The plane was over Vakola now. He saw his Shanghai, most silver among the silver towers; and next to it another Shah tower; and next to it…

His diseased body began to move, despite the radiologist’s orders, on the cold bench, seizing more square inches for itself, dreaming, even here, of reclamation and warm space.

There had been another terrorist threat to the city, and the metal detector at the entrance to the Infiniti Mall in Andheri (West), installed months ago and left inactive ever since, was turned on at last.

It responded with such enthusiasm – beeping three times for each person – that every man and woman entering the mall became a high-risk terrorist threat.
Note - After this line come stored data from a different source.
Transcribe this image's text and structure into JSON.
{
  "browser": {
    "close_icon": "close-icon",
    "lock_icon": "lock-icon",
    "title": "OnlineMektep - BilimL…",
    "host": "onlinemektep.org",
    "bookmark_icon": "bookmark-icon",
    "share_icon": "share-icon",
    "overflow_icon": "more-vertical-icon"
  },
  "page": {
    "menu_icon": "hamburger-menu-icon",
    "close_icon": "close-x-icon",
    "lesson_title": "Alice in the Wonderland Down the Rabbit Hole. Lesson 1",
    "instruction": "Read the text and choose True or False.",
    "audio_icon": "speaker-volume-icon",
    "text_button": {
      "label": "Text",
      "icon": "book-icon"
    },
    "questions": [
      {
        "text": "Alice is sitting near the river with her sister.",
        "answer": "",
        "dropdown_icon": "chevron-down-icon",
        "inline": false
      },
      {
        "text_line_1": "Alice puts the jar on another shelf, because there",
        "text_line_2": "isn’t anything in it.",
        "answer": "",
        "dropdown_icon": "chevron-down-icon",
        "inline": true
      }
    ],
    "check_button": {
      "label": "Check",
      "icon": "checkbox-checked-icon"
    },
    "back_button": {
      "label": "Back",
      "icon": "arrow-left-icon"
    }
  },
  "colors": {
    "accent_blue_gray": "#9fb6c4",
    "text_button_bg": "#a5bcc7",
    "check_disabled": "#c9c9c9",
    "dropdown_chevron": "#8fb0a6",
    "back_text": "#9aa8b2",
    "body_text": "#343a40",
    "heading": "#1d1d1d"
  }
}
A quick frisking and opening of bags restored their name and good reputation, allowing them to ride the escalator to the Big Bazaar supermarket on the first floor, or the Landmark Book Store on the second.

‘Thirty-six rupees for a plate of bhelpuri!’

Mr Kothari, the former Secretary of Vishram Society Tower A, sat down at a table in the atrium of the food court with a heaped plate of bhelpuri. Tinku, holding his plate in one hand, pulled a chair from an adjacent table and joined his father.

‘It is a mall, Father, what do you expect?’ He began to scoop the food into him.

‘This place used to be just birds and trees.’ Kothari looked about the atrium. ‘Andheri.’

As if conjured by his nostalgia, a few sparrows flew into the food court.

His mouth full of puffed rice and diced onion, Tinku gaped.

‘Look who’s here, Father.’

‘Who? Oh, ignore them. Keep eating.’

‘Father, they’re coming here.’

‘A man can’t even enjoy his bhelpuri. Which he’s paid thirty-six…’

A piece of tomato slipped out of Kothari’s mouth as he smiled; he sucked it back in.

‘Forgotten your old neighbours already, haven’t you?’ Ibrahim Kudwa asked, as he came up to their table with little Mariam in his arms; Mumtaz, following him, was carrying two shopping bags. Kudwa dragged a metal chair over to their table.

‘I was just telling Tinku it was time to give you a call – when look who turns up.’

‘You’re looking good, son.’ Kudwa patted Tinku on the back. ‘Healthy.’

The fat boy winced: he knew what this meant.

As Kothari petted Mariam’s cheeks, her father asked: ‘Where do you live these days?’

‘Right here. Andheri West.’

‘But…’ Kudwa frowned. ‘… there are no flamingoes in Andheri West.’